|title:||Distributed Symbolic Reachability Analysis|
|keywords:||distributed, symbolic, model checking|
|topics:||Algorithms and Data Structures|
Tom van Dijk ,
Jaco van de Pol
|type:||MTV Master project|
Model checking is an important tool in program verification and software validation. Model checkers generally examine the entire state space of a model to find behaviour that differs from a given formal specification. Most temporal safety properties can be verified via reachability analysis. A major limitation is the state space explosion problem, which occurs when the state space does not fit into the available memory.
State spaces can efficiently be stored as Binary Decision Diagrams (BDDs), a data structure used to efficiently represent sets. The BDD representations of state spaces can then be manipulated via BDD operations, which enables symbolic reachability analysis. Moreover, more hardware resources can be employed. By increasing processing units and available memory, larger state spaces can be stored and processed in less time.
This thesis focuses on symbolic reachability analysis, in addition to adding hardware resources by using a network of workstations. Our research goal is to implement distributed BDD operations that scale efficiently along all processing units and memory connected via a high-performance network.
Compared to existing work on distributed symbolic reachability, we use modern techniques and components, like Infiniband and RDMA, to reduce network latency. Furthermore, we use hierarchical private deque work stealing to implement efficient load-balancing. Finally, we attempt to use the idle-times of workers as efficient as possible by overlapping RDMA roundtrips as much as possible.

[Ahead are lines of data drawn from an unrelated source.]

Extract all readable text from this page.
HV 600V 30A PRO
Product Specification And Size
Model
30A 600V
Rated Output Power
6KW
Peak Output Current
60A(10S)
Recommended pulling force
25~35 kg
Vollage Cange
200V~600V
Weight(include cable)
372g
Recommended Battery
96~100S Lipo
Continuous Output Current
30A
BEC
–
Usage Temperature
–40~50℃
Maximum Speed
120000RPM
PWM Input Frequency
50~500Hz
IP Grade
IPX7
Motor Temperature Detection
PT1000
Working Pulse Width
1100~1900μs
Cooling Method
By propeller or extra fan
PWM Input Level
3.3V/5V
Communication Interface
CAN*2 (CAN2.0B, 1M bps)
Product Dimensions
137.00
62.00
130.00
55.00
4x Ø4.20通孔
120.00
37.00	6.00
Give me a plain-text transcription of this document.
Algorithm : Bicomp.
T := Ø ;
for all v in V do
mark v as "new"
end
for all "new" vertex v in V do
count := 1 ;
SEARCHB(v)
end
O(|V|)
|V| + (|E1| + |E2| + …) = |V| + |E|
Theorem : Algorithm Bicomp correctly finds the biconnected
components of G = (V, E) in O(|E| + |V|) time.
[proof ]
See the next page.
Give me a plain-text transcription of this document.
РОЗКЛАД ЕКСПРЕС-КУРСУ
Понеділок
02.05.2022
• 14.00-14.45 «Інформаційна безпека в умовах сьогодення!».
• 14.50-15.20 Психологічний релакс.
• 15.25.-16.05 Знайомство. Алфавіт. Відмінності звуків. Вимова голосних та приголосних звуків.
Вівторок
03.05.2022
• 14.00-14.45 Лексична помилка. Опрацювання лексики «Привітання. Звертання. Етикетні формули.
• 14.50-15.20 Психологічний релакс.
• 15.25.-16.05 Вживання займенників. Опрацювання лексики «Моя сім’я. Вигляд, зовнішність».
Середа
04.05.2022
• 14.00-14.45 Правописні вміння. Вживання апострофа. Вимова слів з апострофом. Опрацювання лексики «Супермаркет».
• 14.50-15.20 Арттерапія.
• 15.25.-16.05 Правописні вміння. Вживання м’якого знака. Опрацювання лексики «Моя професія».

We designed an RDMA-based distributed hash table and private deque work stealing algorithms. Both components are micro-benchmarked in detail and used to implement the actual BDD operations for distributed symbolic reachability. The algorithms are evaluated by performing symbolic reachability over a number of BEEM models.
Instead of network latency, the limited throughput of the RDMA devices appears to be the performance bottleneck. As a result, we achieve good scalability along the number of machines added to the network, but scalability along the number of processes per machine remains limited. Compared to sequential runs, speedups up to 28 are observed. With respect to parallel symbolic reachability, by paying an acceptable performance price, the combined memory of a network of workstations can be used efficiently, and adding workstations does not decrease performance.